Finding the right support

This all being said, even when the family is willing to seek external help, professional guidance that truly meets the family’s individual needs is rare. What is required is an expert blend of local and global knowledge paired with the ability to tailor solutions in line with specific goals and circumstances. Unavailability of suitable professional support and resources to implement formal governance structures and launch a wider set of family office functions can keep Asian family businesses from achieving their potential.

The key is engaging an external expert with considerable presence and experience in the region as well as a global view of family offices and private wealth solutions, enabling them to share best practices from across the world. A provider that is focused on understanding and working closely with the patriarchs and matriarchs of these businesses, tuning in to the various factors affecting their particular family office ecosystem to improve its setup and navigate the family effectively through major milestones like the transition of wealth between first and second generations.

The way forward for Asian family offices

Given the various succession- and governance-related challenges facing wealthy families and the great potential for expanded family office capabilities, as evidenced by those in Europe and the US, it is clear that Asian family offices would greatly benefit from enlisting external support from experts that have local presence and experience as well as a well-rounded view of family offices globally.
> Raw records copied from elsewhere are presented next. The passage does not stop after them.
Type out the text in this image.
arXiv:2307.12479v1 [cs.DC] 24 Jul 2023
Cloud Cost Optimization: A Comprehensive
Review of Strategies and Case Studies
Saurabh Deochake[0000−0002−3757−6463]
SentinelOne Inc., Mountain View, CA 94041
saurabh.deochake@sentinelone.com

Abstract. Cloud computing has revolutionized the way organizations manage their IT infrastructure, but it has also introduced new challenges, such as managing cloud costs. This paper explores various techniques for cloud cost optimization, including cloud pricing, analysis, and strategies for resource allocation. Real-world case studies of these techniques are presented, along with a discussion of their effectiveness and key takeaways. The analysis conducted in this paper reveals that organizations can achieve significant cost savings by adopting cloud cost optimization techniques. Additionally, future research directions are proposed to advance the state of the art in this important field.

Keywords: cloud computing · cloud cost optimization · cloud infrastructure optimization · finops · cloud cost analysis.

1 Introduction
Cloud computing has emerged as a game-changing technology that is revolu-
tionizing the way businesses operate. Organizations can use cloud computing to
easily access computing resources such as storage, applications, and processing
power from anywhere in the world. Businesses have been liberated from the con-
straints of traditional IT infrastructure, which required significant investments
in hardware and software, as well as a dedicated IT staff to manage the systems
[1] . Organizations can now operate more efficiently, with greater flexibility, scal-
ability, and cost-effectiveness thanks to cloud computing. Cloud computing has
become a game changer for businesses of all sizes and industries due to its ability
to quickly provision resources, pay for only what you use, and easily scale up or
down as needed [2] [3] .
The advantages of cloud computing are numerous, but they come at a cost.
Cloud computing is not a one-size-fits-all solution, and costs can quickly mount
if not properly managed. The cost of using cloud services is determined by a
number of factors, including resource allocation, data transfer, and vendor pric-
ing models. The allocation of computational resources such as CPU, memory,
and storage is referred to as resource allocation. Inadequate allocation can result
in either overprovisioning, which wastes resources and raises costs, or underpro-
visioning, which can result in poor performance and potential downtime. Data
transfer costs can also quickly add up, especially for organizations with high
Even as Asian family offices struggle with succession planning issues, it is heartening to note that 40% of family offices in Asia-Pacific are engaged in sustainable investing, compared with 34% globally. As socially and environmentally conscious millennials increasingly take the helm of family businesses, Asian family offices are well poised to continue the trend of sustainable investing with even more gusto. And in the context of the COVID-19 outbreak, which is drawing greater global attention to social responsibility than ever before, family offices in Asia might just find themselves ahead of the curve.

Peter Golovsky is the Managing Director, Head of Private Wealth, Asia at investor services firm IQ-EQ.